Further: Hawkins cites R. B. McDowell & D. A. Webb who write in their history of Trinity that Barlow was ‘the first professor of modern history for many a long year to take his duties seriously’ (McDowell & Webb, Trinity College Dublin, 1582–1952, 1982, p. 300). Note: McDowell [q.v.] held the chair of Modern History and David Webb (1912-1994) that of Botany (1949-66) at Trinity College, Dublin. x top ]

 

Notes
Kith
& Kin [James Barlow & Catherine Barlow - née Disney]

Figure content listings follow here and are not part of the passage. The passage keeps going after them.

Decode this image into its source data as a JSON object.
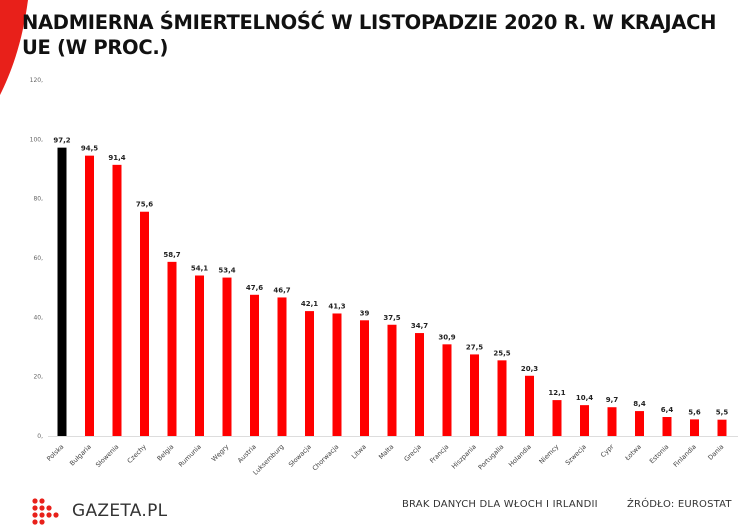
{
  "chart_data": {
    "type": "bar",
    "title": "NADMIERNA ŚMIERTELNOŚĆ W LISTOPADZIE 2020 R. W KRAJACH UE (W PROC.)",
    "xlabel": "",
    "ylabel": "",
    "ylim": [
      0,
      120
    ],
    "yticks": [
      "0,",
      "20,",
      "40,",
      "60,",
      "80,",
      "100,",
      "120,"
    ],
    "grid": false,
    "categories": [
      "Polska",
      "Bułgaria",
      "Słowenia",
      "Czechy",
      "Belgia",
      "Rumunia",
      "Węgry",
      "Austria",
      "Luksemburg",
      "Słowacja",
      "Chorwacja",
      "Litwa",
      "Malta",
      "Grecja",
      "Francja",
      "Hiszpania",
      "Portugalia",
      "Holandia",
      "Niemcy",
      "Szwecja",
      "Cypr",
      "Łotwa",
      "Estonia",
      "Finlandia",
      "Dania"
    ],
    "values": [
      97.2,
      94.5,
      91.4,
      75.6,
      58.7,
      54.1,
      53.4,
      47.6,
      46.7,
      42.1,
      41.3,
      39,
      37.5,
      34.7,
      30.9,
      27.5,
      25.5,
      20.3,
      12.1,
      10.4,
      9.7,
      8.4,
      6.4,
      5.6,
      5.5
    ],
    "labels": [
      "97,2",
      "94,5",
      "91,4",
      "75,6",
      "58,7",
      "54,1",
      "53,4",
      "47,6",
      "46,7",
      "42,1",
      "41,3",
      "39",
      "37,5",
      "34,7",
      "30,9",
      "27,5",
      "25,5",
      "20,3",
      "12,1",
      "10,4",
      "9,7",
      "8,4",
      "6,4",
      "5,6",
      "5,5"
    ],
    "highlight_index": 0,
    "colors": {
      "highlight": "#000000",
      "bar": "#ff0000",
      "accent": "#e8201a"
    }
  },
  "footer": {
    "logo": "GAZETA.PL",
    "note": "BRAK DANYCH DLA WŁOCH I IRLANDII",
    "source": "ŹRÓDŁO: EUROSTAT"
  }
}
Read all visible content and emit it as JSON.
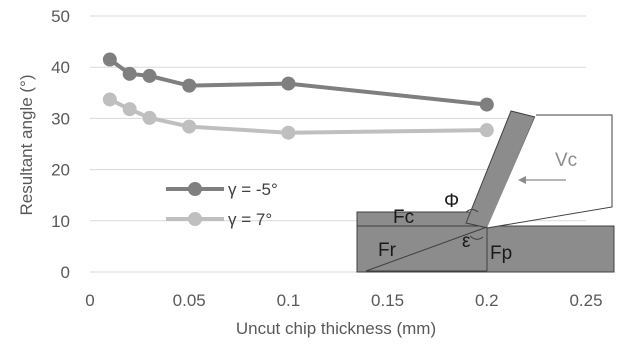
{
  "chart_data": {
    "type": "line",
    "xlabel": "Uncut chip thickness (mm)",
    "ylabel": "Resultant angle (°)",
    "xlim": [
      0,
      0.25
    ],
    "ylim": [
      0,
      50
    ],
    "x_ticks": [
      "0",
      "0.05",
      "0.1",
      "0.15",
      "0.2",
      "0.25"
    ],
    "y_ticks": [
      "0",
      "10",
      "20",
      "30",
      "40",
      "50"
    ],
    "grid": "horizontal",
    "legend_position": "center-left",
    "series": [
      {
        "name": "γ = -5°",
        "color": "#7f7f7f",
        "points": [
          {
            "x": 0.01,
            "y": 41.5
          },
          {
            "x": 0.02,
            "y": 38.7
          },
          {
            "x": 0.03,
            "y": 38.3
          },
          {
            "x": 0.05,
            "y": 36.4
          },
          {
            "x": 0.1,
            "y": 36.8
          },
          {
            "x": 0.2,
            "y": 32.7
          }
        ]
      },
      {
        "name": "γ = 7°",
        "color": "#bfbfbf",
        "points": [
          {
            "x": 0.01,
            "y": 33.7
          },
          {
            "x": 0.02,
            "y": 31.8
          },
          {
            "x": 0.03,
            "y": 30.1
          },
          {
            "x": 0.05,
            "y": 28.4
          },
          {
            "x": 0.1,
            "y": 27.2
          },
          {
            "x": 0.2,
            "y": 27.7
          }
        ]
      }
    ],
    "annotations": {
      "fc": "Fc",
      "fr": "Fr",
      "fp": "Fp",
      "phi": "Φ",
      "epsilon": "ε",
      "vc": "Vc"
    }
  }
}
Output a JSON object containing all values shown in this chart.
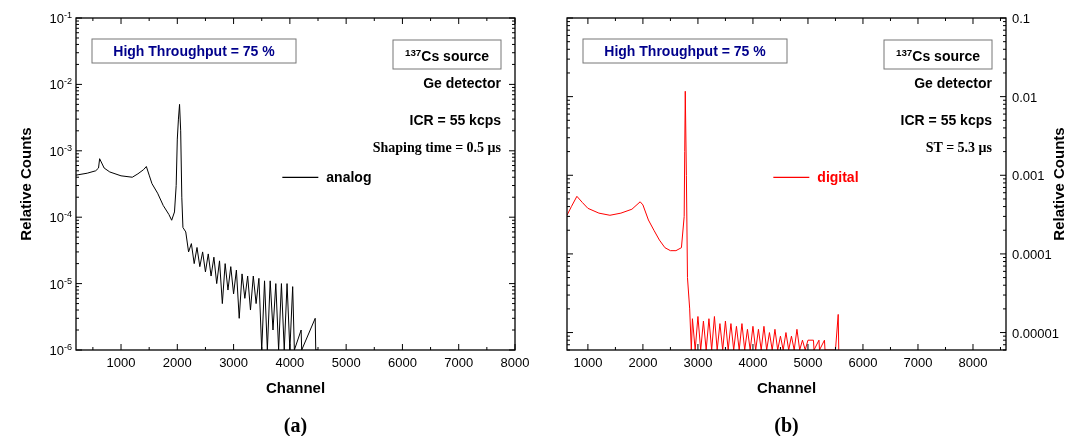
{
  "chart_data": [
    {
      "type": "line",
      "title": "(a)",
      "xlabel": "Channel",
      "ylabel": "Relative Counts",
      "log": "y",
      "legend": "right",
      "xlim": [
        200,
        8000
      ],
      "xticks": [
        1000,
        2000,
        3000,
        4000,
        5000,
        6000,
        7000,
        8000
      ],
      "ylim": [
        1e-06,
        0.1
      ],
      "yticks": [
        {
          "value": 1e-06,
          "label": "10$^{-6}$"
        },
        {
          "value": 1e-05,
          "label": "10$^{-5}$"
        },
        {
          "value": 0.0001,
          "label": "10$^{-4}$"
        },
        {
          "value": 0.001,
          "label": "10$^{-3}$"
        },
        {
          "value": 0.01,
          "label": "10$^{-2}$"
        },
        {
          "value": 0.1,
          "label": "10$^{-1}$"
        }
      ],
      "annotations": [
        "High Throughput = 75 %",
        "$^{137}$Cs source",
        "Ge detector",
        "ICR = 55 kcps",
        "Shaping time = 0.5 μs"
      ],
      "series": [
        {
          "name": "analog",
          "color": "#000000",
          "x": [
            200,
            400,
            550,
            600,
            620,
            700,
            800,
            1000,
            1200,
            1300,
            1400,
            1450,
            1500,
            1550,
            1650,
            1750,
            1850,
            1900,
            1950,
            1980,
            2000,
            2020,
            2040,
            2060,
            2080,
            2100,
            2150,
            2200,
            2250,
            2300,
            2350,
            2400,
            2450,
            2500,
            2550,
            2600,
            2650,
            2700,
            2750,
            2800,
            2850,
            2900,
            2950,
            3000,
            3050,
            3100,
            3150,
            3200,
            3250,
            3300,
            3350,
            3400,
            3450,
            3500,
            3550,
            3600,
            3650,
            3700,
            3750,
            3800,
            3850,
            3900,
            3950,
            4000,
            4050,
            4080,
            4200,
            4210,
            4450,
            4460,
            4500
          ],
          "values": [
            0.00043,
            0.00046,
            0.0005,
            0.00055,
            0.00076,
            0.00055,
            0.00048,
            0.00042,
            0.0004,
            0.00045,
            0.00052,
            0.00058,
            0.00043,
            0.00032,
            0.00023,
            0.00015,
            0.00011,
            9e-05,
            0.00012,
            0.0003,
            0.0015,
            0.003,
            0.005,
            0.002,
            0.0002,
            7e-05,
            6e-05,
            3e-05,
            4e-05,
            2e-05,
            3.5e-05,
            1.8e-05,
            3e-05,
            1.5e-05,
            2.8e-05,
            1.3e-05,
            2.5e-05,
            1e-05,
            2.2e-05,
            5e-06,
            2e-05,
            8e-06,
            1.8e-05,
            7e-06,
            1.6e-05,
            3e-06,
            1.4e-05,
            6e-06,
            1.3e-05,
            4e-06,
            1.3e-05,
            5e-06,
            1.2e-05,
            1e-06,
            1.1e-05,
            1e-06,
            1.1e-05,
            2e-06,
            1e-05,
            1e-06,
            1e-05,
            1e-06,
            1e-05,
            1e-06,
            9e-06,
            1e-06,
            2e-06,
            1e-06,
            3e-06,
            1e-06,
            1e-06
          ]
        }
      ]
    },
    {
      "type": "line",
      "title": "(b)",
      "xlabel": "Channel",
      "y2label": "Relative Counts",
      "legend": "right",
      "log": "y2",
      "xlim": [
        620,
        8600
      ],
      "xticks": [
        1000,
        2000,
        3000,
        4000,
        5000,
        6000,
        7000,
        8000
      ],
      "y2lim": [
        6e-06,
        0.1
      ],
      "y2ticks": [
        {
          "value": 1e-05,
          "label": "0.00001"
        },
        0.0001,
        0.001,
        0.01,
        0.1
      ],
      "annotations": [
        "High Throughput = 75 %",
        "$^{137}$Cs source",
        "Ge detector",
        "ICR = 55 kcps",
        "ST = 5.3 μs"
      ],
      "series": [
        {
          "name": "digital",
          "color": "#ff0000",
          "axis": "y2",
          "x": [
            620,
            700,
            800,
            900,
            1000,
            1200,
            1400,
            1600,
            1800,
            1950,
            2000,
            2100,
            2200,
            2300,
            2400,
            2500,
            2600,
            2700,
            2750,
            2760,
            2770,
            2790,
            2810,
            2850,
            2880,
            2900,
            2950,
            3000,
            3050,
            3100,
            3150,
            3200,
            3250,
            3300,
            3350,
            3400,
            3450,
            3500,
            3550,
            3600,
            3650,
            3700,
            3750,
            3800,
            3850,
            3900,
            3950,
            4000,
            4050,
            4100,
            4150,
            4200,
            4250,
            4300,
            4350,
            4400,
            4450,
            4500,
            4550,
            4600,
            4650,
            4700,
            4750,
            4800,
            4850,
            4900,
            4950,
            5000,
            5100,
            5110,
            5200,
            5210,
            5300,
            5310,
            5500,
            5550,
            5560
          ],
          "values": [
            0.00031,
            0.0004,
            0.00054,
            0.00045,
            0.00038,
            0.00033,
            0.00031,
            0.00033,
            0.00037,
            0.00046,
            0.00042,
            0.00027,
            0.0002,
            0.00015,
            0.00012,
            0.00011,
            0.00011,
            0.00012,
            0.0003,
            0.002,
            0.0117,
            0.001,
            5e-05,
            2e-05,
            6e-06,
            1.5e-05,
            6e-06,
            1.6e-05,
            6e-06,
            1.4e-05,
            6e-06,
            1.5e-05,
            6e-06,
            1.6e-05,
            6e-06,
            1.3e-05,
            6e-06,
            1.4e-05,
            6e-06,
            1.3e-05,
            6e-06,
            1.2e-05,
            6e-06,
            1.3e-05,
            6e-06,
            1.1e-05,
            6e-06,
            1.2e-05,
            6e-06,
            1.1e-05,
            6e-06,
            1.2e-05,
            6e-06,
            1e-05,
            6e-06,
            1.1e-05,
            6e-06,
            9e-06,
            6e-06,
            1e-05,
            6e-06,
            9e-06,
            6e-06,
            1.1e-05,
            6e-06,
            8e-06,
            6e-06,
            8e-06,
            8e-06,
            6e-06,
            8e-06,
            6e-06,
            8e-06,
            6e-06,
            6e-06,
            1.7e-05,
            6e-06
          ]
        }
      ]
    }
  ]
}
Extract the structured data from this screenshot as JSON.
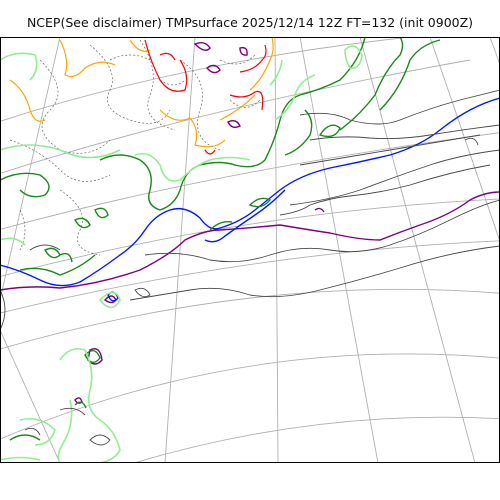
{
  "title": "NCEP(See disclaimer) TMPsurface 2025/12/14 12Z FT=132 (init 0900Z)",
  "colors": {
    "graticule": "#b0b0b0",
    "isotherm_default": "#4a4a4a",
    "isotherm_blue": "#0019ff",
    "isotherm_purple": "#800080",
    "isotherm_dark_green": "#1a8a1a",
    "isotherm_light_green": "#90ee90",
    "isotherm_orange": "#ffa500",
    "isotherm_red": "#ff0000",
    "frame": "#000000"
  }
}
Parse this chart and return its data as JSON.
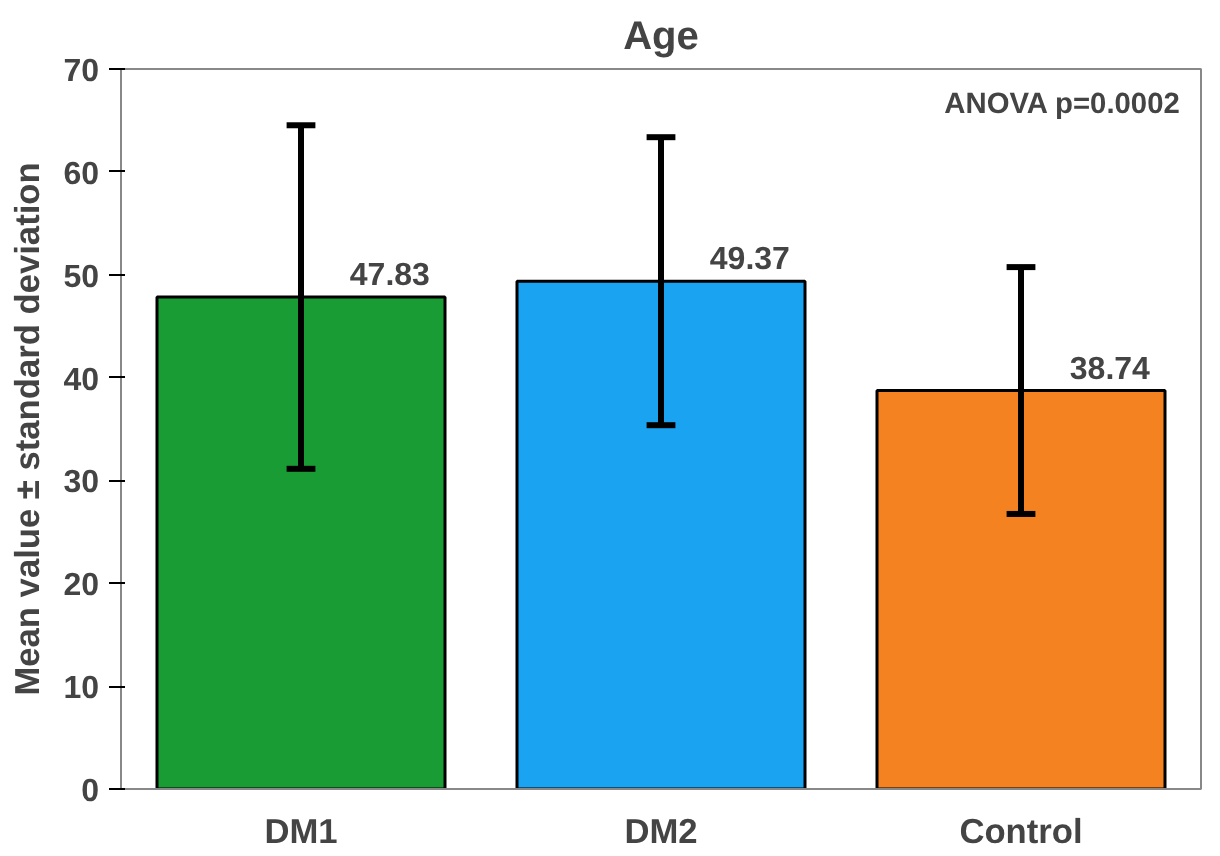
{
  "chart_data": {
    "type": "bar",
    "title": "Age",
    "ylabel": "Mean value ± standard deviation",
    "categories": [
      "DM1",
      "DM2",
      "Control"
    ],
    "values": [
      47.83,
      49.37,
      38.74
    ],
    "colors": [
      "#1a9c34",
      "#1aa3f0",
      "#f58220"
    ],
    "errors": [
      16.7,
      14.0,
      12.0
    ],
    "data_labels": true,
    "ylim": [
      0,
      70
    ],
    "yticks": [
      0,
      10,
      20,
      30,
      40,
      50,
      60,
      70
    ],
    "grid": false,
    "annotations": [
      "ANOVA  p=0.0002"
    ]
  }
}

Jane’s father James William Barlow was the eldest son of William Barlow and Catherine Disney who was forced to marry Barlow by her parents, she being in love with William Rowan Hamilton [q.v.]. Her sister Jane had already married Barlow’s older brother John. Catherine attempted suicide in Carlingford in 1848, and died in 1853 (possibly in consequence). Her son James - Jane’s father - was rebuked by Archbishop Whately, Primate of the Church of Ireland, for rejecting the doctrine of Hell [i.e., eternal punishment] and lost his pulpit. In 1850 he became Junior Fellow of Trinity College, Dublin [Dublin University] and in 1860 he took the Erasmus Chair of History. He became a Senior Fellow around 1892 and was elected Vice-Provost of Trinity College, Dublin [TCD], in 1899. Anne van Weerden has shown that his attitude on the question of divine punishment was probably coloured by his mother’s suicide attempt. Katharine Tynan speaks of the ‘ecclesiastical ban’ as ‘a shadow over the house’ in a chapter about Jane Barlow in her Memories. Jane Barlow’s mother Mary was a daughter of John Barlow and Jane Disney and Jane was therefore descended from Catherine Disney on two sides of her family. [Information supplied by Anne van Weerden -17.10.2018; last edited 20.11.2021.]
See Anne van Weerden, Catherine Disney: A Biographical Sketch (Stedum: J. Fransje van Weerden 2019) - online.
A Genealogical Listing of the Barlow Family in Ireland
  • James Barlow (1748-1825) & Elizabeth Ann Ruxton (1761-1829) - m. 1787:
    • 8 children incl. John Barlow (1791-1876); William Barlow (1792-1871).
    Thomas Disney (1766-1851) & Anne Eliza Purdon (ca 1765-1858) - m. 1791:
    • 14 children incl. Jane Disney (1792/93-1865); Catherine Disney (1800-1853)
  • William Barlow (1792-1871) & Catherine Disney (1800-1853) - m. 1825:
    • 7 children incl. James William Barlow (1826-1913).
  • John Barlow (1791-1876) & Jane Disney (1792/93-1865) - m. 1813:
    • 12 children incl. Mary Louisa Barlow (1832-1894).
  • James William Barlow (1826-1913) & Mary Louisa Barlow (1832-1894), m. 1853:
    • 7 children incl. Jane Barlow (1856-1917) [one, a girl, lost at the age of 20].

Note: The above information has been supplied by Anne van Weerden [Utrech U.]